Tinker, Tailor, Soldier, Spy.

Mercredi 7 juillet 2010 à 6:53

La faute aux trois J. Djason Bourne, Djack Bauer, Djames Bond.

Rabâché à force de cascades, de sexe sans capote et de gros flingues, un slogan : l’espion, un mec qui en a.

Ça visite des pays exotiques sans jamais en vomir la spécialité locale, précédé d’un micro-climat de distorsion hormonale qui transforme les standardistes affreuses en mannequin. Le boulot consiste en général à dessouder du péon au kilo et à l’arme automatique ; souvent clope au bec, quand c’était encore possible - que les hygiénistes avaient le dessous…Bogart, réveille-toi, ils sont devenus fous !

Le véritable espion est dans la réalité un type à peine plus excitant qu’une soirée dégustation chez Jacob & Delafon.
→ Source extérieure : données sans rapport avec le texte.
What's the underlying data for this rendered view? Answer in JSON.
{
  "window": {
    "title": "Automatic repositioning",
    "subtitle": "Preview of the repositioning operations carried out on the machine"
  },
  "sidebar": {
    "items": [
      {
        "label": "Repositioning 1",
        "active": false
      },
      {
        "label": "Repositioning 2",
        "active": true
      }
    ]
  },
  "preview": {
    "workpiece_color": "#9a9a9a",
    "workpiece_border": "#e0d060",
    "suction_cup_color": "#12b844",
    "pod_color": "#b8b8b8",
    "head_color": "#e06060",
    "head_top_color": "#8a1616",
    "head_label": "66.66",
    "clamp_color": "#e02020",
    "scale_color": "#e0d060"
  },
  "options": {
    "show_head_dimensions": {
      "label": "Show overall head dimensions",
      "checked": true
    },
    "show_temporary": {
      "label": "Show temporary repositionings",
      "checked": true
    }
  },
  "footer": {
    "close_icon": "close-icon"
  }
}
Perfide Albion & sauvages rosbifs

Image hosted by uppix.netLe monde était donc en perdition jusqu’à ce que déboule John le Carré, espion au service de Sa Majesté. Il botte le cul aux Russes, se fait démasquer par un agent du KGB, sauve la blonde, trahit son pays pour l’amour d’un vagin communiste - mais ces filles de l’Est sont magnifiques, comment lui en vouloir ?

John le Carré est un véritable espion, estampillé MI6, qui sait pertinemment que le gros du travail d’espion consiste à laisser le monde dans le même état qu’on l’a trouvé en entrant.
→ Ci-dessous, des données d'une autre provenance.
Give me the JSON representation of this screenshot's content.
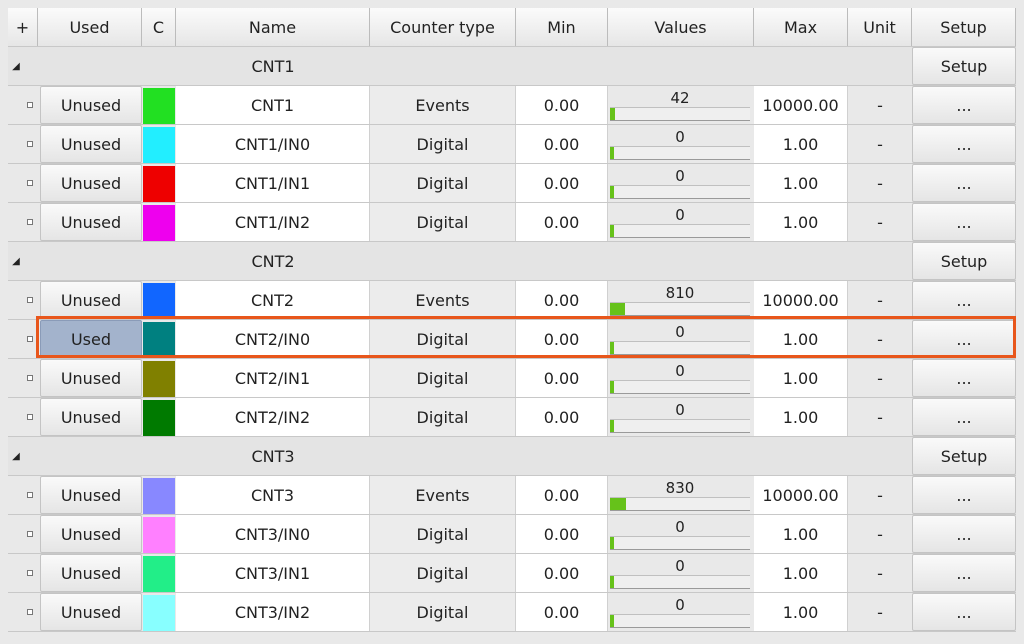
{
  "header": {
    "plus": "+",
    "used": "Used",
    "c": "C",
    "name": "Name",
    "counter_type": "Counter type",
    "min": "Min",
    "values": "Values",
    "max": "Max",
    "unit": "Unit",
    "setup": "Setup"
  },
  "groups": [
    {
      "name": "CNT1",
      "setup": "Setup",
      "rows": [
        {
          "used": "Unused",
          "color": "#22e022",
          "name": "CNT1",
          "type": "Events",
          "min": "0.00",
          "value": "42",
          "fraction": 0.0042,
          "max": "10000.00",
          "unit": "-",
          "setup": "..."
        },
        {
          "used": "Unused",
          "color": "#22eeff",
          "name": "CNT1/IN0",
          "type": "Digital",
          "min": "0.00",
          "value": "0",
          "fraction": 0,
          "max": "1.00",
          "unit": "-",
          "setup": "..."
        },
        {
          "used": "Unused",
          "color": "#ee0000",
          "name": "CNT1/IN1",
          "type": "Digital",
          "min": "0.00",
          "value": "0",
          "fraction": 0,
          "max": "1.00",
          "unit": "-",
          "setup": "..."
        },
        {
          "used": "Unused",
          "color": "#ee00ee",
          "name": "CNT1/IN2",
          "type": "Digital",
          "min": "0.00",
          "value": "0",
          "fraction": 0,
          "max": "1.00",
          "unit": "-",
          "setup": "..."
        }
      ]
    },
    {
      "name": "CNT2",
      "setup": "Setup",
      "rows": [
        {
          "used": "Unused",
          "color": "#1166ff",
          "name": "CNT2",
          "type": "Events",
          "min": "0.00",
          "value": "810",
          "fraction": 0.081,
          "max": "10000.00",
          "unit": "-",
          "setup": "..."
        },
        {
          "used": "Used",
          "color": "#008080",
          "name": "CNT2/IN0",
          "type": "Digital",
          "min": "0.00",
          "value": "0",
          "fraction": 0,
          "max": "1.00",
          "unit": "-",
          "setup": "...",
          "selected": true
        },
        {
          "used": "Unused",
          "color": "#808000",
          "name": "CNT2/IN1",
          "type": "Digital",
          "min": "0.00",
          "value": "0",
          "fraction": 0,
          "max": "1.00",
          "unit": "-",
          "setup": "..."
        },
        {
          "used": "Unused",
          "color": "#007a00",
          "name": "CNT2/IN2",
          "type": "Digital",
          "min": "0.00",
          "value": "0",
          "fraction": 0,
          "max": "1.00",
          "unit": "-",
          "setup": "..."
        }
      ]
    },
    {
      "name": "CNT3",
      "setup": "Setup",
      "rows": [
        {
          "used": "Unused",
          "color": "#8888ff",
          "name": "CNT3",
          "type": "Events",
          "min": "0.00",
          "value": "830",
          "fraction": 0.083,
          "max": "10000.00",
          "unit": "-",
          "setup": "..."
        },
        {
          "used": "Unused",
          "color": "#ff80ff",
          "name": "CNT3/IN0",
          "type": "Digital",
          "min": "0.00",
          "value": "0",
          "fraction": 0,
          "max": "1.00",
          "unit": "-",
          "setup": "..."
        },
        {
          "used": "Unused",
          "color": "#22ee88",
          "name": "CNT3/IN1",
          "type": "Digital",
          "min": "0.00",
          "value": "0",
          "fraction": 0,
          "max": "1.00",
          "unit": "-",
          "setup": "..."
        },
        {
          "used": "Unused",
          "color": "#88ffff",
          "name": "CNT3/IN2",
          "type": "Digital",
          "min": "0.00",
          "value": "0",
          "fraction": 0,
          "max": "1.00",
          "unit": "-",
          "setup": "..."
        }
      ]
    }
  ]
}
Armé de ses expériences de service pendant la Guerre Froide, il a révolutionné l’image héroïque de l’espion. Même si Daniel Craig n’a sans doute pas été mis au courant.

Le huitième jour

Son héros s’appelle Georges. Il est petit, bedonnant, et porte des habits très chers qui donnent l’impression d’avoir été taillés sur mesure pour quelqu’un d’autre ; lunettes en cul de bouteille, sourire crispé, perpétuellement enrhumé.

Ah, il est également d’une intelligence hors du commun ; il le sait, mas il ne l’avouera jamais…Georges Smiley est le meilleur espion d’Angleterre, mais il est en retraire forcée ; alors il reprend les rênes de son service moribond en sous-main et en trois volumes : La taupe, Comme un collégien, Les gens de Smiley.

À ce jour il s’agit toujours des meilleurs romans d’espionnage que j’aie eu l’occasion de lire.

Le grand cirque

Control, le vieux patron du Cirque - le service d’espionnage anglais sis à Piccadilly Circus - vient de mourir. De la manière la plus naturelle qu’il soit, puisqu’on n’est toujours pas dans un James Bond ; mais il est mort frustré.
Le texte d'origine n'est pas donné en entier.